Chris Cowan

For the fresh produce market, developing a successful pricing strategy is the key to success. With almost two-fifths of produce shoppers concerned with managing their budget, the right price makes all the difference to whether a product goes into a shopper’s basket or is left on the shelf. Putting a price too high can deter hesitant shoppers from purchasing; too low and retailers miss out on the opportunity to maximise profit.

Over the past three years the average price of fresh produce has fallen by seven per cent. Undoubtedly the discounters have played a part in this, compelling the big four to lower prices in an attempt to stay attractive to customers.

Value ranges have also been redeveloped as supermarkets expand the number of cheaper products on offer. On the flip side, the growth of more expensive markets like berries has softened the impact of lower prices to some extent.
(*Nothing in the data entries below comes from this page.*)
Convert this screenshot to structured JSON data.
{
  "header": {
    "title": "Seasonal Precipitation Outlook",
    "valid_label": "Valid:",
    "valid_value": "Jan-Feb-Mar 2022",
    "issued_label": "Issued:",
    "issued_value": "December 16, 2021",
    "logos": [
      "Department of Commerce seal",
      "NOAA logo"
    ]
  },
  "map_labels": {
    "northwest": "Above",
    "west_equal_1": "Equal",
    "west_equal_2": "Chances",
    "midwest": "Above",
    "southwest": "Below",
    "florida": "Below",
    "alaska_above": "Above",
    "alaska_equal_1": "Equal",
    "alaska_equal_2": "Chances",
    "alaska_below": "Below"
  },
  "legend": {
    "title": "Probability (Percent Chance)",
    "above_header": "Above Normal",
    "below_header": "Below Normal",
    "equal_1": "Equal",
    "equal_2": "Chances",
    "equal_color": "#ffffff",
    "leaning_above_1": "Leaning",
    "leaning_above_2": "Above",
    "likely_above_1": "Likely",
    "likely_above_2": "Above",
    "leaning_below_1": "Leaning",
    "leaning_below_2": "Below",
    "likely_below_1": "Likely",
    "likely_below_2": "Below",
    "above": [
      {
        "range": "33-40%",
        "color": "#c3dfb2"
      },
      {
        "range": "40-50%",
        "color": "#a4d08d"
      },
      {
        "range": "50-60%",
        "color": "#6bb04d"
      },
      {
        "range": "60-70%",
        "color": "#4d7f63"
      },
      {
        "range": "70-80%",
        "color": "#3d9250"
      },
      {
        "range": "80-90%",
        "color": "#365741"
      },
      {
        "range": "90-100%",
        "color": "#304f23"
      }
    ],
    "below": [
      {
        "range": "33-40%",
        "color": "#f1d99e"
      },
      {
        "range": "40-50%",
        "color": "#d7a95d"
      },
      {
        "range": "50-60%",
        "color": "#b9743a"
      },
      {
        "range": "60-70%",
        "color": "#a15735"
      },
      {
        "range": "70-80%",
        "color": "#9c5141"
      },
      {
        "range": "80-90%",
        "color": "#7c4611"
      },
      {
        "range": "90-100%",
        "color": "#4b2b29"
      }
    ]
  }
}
Over the past year, there were more fresh produce categories in growth than in decline, with 136 managing to increase sales compared to 98 that saw a drop. When it comes to increasing sales, we talk a lot about expandability – a shopper’s capacity to consume more of a product and then buy it again.

But for many, fruit and vegetables are staples not treats. Rather than driving extra sales, reducing prices has the potential to subsidise purchases which would have happened anyway – something which can be highly damaging to retailers and suppliers alike.

While lowering prices can encourage shoppers to buy, it also has the potential to damage the market. Getting it right when it comes to pricing strategies is imperative for success.